My first foray into insurance coverage issues was when, as a young insurance defense associate, I argued the meaning of the phrase "arising out of" in an insurance policy to the First Circuit Court of Appeals. I convinced the court that the phrase denoted intermediate causation--more than causation-in-fact but less than proximate cause--such that a construction site accident injuring the employee of the insured subcontractor "arose out of" the subcontractor's work even though the subcontractor did not proximately cause the accident.
Mike Tracy of Rudolph Friedmann LLP has sent me over the latest foray into "arising out of."
In Massachusetts Property Ins. Underwriting Ass'n v. Gallagher, 2009 WL 2568547, 18 year old Stephen McMaster died in an apparent suicide after ingesting an overdose of propoxyphene. Gallagher's mother sued Scaduto, alleging that Scaduto had negligently left the drug in a place in his home accessible to McMaster, despite knowing of McMaster's fragile emotional state. At issue in the Massachusetts Superior Court was whether Scaduto was covered by his homeowner's policy.

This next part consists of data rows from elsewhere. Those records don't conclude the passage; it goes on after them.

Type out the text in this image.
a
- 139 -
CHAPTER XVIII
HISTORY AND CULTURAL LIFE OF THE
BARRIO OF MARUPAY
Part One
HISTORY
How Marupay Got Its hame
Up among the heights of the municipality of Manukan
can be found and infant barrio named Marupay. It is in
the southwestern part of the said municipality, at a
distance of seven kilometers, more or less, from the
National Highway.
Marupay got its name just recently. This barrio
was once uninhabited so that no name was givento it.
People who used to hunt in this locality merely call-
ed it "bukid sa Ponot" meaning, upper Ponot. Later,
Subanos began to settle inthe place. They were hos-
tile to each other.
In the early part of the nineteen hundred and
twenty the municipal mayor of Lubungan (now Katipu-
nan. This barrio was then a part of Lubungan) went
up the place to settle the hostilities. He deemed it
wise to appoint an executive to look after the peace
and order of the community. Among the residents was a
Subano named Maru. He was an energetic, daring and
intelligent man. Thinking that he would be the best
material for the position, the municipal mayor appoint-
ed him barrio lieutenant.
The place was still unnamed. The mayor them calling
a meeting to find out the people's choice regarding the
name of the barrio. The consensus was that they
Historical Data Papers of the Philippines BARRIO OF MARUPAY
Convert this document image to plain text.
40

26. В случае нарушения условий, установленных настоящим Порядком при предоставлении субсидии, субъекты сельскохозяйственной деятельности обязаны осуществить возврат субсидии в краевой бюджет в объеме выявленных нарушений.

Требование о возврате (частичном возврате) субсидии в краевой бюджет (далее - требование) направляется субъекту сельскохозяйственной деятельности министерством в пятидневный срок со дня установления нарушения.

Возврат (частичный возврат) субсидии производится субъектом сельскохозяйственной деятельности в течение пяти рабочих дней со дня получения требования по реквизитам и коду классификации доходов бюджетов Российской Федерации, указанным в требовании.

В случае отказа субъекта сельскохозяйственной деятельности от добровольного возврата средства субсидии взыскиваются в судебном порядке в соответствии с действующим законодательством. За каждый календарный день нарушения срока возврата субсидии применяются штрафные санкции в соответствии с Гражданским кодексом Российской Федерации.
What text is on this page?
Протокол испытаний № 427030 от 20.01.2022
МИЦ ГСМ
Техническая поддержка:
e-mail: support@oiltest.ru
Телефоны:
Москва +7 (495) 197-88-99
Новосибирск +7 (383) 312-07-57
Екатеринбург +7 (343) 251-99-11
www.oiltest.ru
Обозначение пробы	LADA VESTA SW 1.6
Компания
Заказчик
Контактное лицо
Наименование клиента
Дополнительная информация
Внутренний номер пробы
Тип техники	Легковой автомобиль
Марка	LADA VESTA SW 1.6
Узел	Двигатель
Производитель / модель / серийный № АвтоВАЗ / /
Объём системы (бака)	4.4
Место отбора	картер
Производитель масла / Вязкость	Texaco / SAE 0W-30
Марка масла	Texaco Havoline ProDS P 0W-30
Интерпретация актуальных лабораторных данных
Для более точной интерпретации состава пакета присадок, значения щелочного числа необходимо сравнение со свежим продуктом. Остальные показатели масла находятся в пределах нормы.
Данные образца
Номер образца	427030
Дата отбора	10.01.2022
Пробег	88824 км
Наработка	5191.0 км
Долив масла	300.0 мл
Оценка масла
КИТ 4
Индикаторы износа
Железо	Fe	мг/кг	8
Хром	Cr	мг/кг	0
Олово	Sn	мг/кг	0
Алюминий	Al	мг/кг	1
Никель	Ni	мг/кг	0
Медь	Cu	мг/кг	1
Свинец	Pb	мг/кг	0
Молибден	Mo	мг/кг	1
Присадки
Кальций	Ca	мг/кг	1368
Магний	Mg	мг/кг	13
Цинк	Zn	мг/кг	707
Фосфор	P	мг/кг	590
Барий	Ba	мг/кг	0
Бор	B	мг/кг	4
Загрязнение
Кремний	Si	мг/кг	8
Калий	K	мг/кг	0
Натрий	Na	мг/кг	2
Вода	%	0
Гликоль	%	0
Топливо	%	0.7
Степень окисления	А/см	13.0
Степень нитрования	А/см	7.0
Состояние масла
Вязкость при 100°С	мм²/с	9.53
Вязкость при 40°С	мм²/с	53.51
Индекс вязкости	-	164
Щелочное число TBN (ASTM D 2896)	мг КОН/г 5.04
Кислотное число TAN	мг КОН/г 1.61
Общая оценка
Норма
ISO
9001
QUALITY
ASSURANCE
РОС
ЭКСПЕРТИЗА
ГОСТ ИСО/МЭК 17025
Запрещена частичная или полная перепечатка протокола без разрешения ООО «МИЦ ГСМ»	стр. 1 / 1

The policy excluded bodily injury "arising out of the use, sale, manufacture, delivery, transfer or possession by any person of  Controlled Substance(s). . . . However, this exclusion does not apply to the legitimate use of prescription drugs by a person following the orders of a licensed physician."
The court noted that the phrase "arising out of" suggests causation analogous to "but for" causation.
It rejected Gallagher's argument that McMaster's death came within the exception to the exclusion because it "arose out of" Scaduto's legitimate prescription use of the drug.
The court held that there was a "separate and independent" application of the exclusion to McMaster's own use of the drug. McMaster's use of the drug came within the exclusion and did not fall within the exception. There was therefore no coverage under the policy.